Microtransactions are never acceptable outside of a free game. No no no, don’t fight it. You don’t have a leg to stand on. Not now, not any more. That ship has sailed, and come back filled with spiders, used needles, avocados, exercise bikes, all sorts of nasty things. And now we need to sink that ship before it turns on us and those that fed it, and also before this meandering, mixed metaphor makes itself any more messy and muddled. Capiche? No, me neither, so we’ll take it from the top.

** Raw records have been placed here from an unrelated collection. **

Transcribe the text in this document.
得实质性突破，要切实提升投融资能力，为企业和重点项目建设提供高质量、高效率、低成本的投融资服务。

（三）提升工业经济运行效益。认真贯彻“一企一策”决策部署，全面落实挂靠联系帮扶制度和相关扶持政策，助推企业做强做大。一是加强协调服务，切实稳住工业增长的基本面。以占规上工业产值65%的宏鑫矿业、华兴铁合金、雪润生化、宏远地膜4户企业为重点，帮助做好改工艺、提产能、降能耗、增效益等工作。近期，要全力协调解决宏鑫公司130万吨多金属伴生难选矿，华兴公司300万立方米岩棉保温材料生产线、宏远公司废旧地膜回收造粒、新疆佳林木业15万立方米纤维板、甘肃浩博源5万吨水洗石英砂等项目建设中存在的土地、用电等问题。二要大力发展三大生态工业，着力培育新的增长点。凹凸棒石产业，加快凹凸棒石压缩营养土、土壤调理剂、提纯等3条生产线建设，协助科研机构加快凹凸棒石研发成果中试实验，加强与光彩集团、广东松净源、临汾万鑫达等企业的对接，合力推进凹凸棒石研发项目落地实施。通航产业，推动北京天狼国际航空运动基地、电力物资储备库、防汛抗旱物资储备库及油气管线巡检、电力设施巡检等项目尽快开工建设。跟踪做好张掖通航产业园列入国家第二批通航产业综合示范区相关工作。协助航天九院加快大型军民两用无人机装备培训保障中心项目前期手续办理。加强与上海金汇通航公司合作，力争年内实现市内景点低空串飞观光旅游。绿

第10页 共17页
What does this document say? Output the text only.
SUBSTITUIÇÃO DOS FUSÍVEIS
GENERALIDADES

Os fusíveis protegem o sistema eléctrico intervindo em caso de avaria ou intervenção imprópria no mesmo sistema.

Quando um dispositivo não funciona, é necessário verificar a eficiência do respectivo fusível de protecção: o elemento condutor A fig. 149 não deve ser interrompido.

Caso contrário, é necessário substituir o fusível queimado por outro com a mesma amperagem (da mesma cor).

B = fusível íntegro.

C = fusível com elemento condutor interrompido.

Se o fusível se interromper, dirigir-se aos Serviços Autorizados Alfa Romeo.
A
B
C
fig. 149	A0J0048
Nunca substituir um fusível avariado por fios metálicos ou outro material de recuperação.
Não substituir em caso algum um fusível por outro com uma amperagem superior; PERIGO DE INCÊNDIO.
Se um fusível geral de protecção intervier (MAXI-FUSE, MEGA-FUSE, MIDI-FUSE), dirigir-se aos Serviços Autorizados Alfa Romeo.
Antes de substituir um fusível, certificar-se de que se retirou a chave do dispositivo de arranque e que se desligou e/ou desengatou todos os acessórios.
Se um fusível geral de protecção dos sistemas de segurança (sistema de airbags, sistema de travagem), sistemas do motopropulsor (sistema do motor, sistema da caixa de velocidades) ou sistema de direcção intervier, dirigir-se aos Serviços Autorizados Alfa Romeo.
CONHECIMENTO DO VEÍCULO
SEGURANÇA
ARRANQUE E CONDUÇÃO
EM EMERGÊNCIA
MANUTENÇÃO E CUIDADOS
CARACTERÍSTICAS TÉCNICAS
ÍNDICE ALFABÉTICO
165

Like so many things in the games industry, this is one of those concepts that should be fine, at least in theory. There’s nothing inherently wrong with the idea of a free game having little elements for which a person can pay. Not only can it work, it has worked in the past. Games like Loadout, Fallout: Shelter or Team Fortress 2, they all offer full game experiences that can be enhanced by putting in a little cash for the developer’s benefit. That’s OK, that’s fine. A small donation to the creator that benefits both him and you, I can boogie down with that, that’s groovy, cool beans, super fresh and so on.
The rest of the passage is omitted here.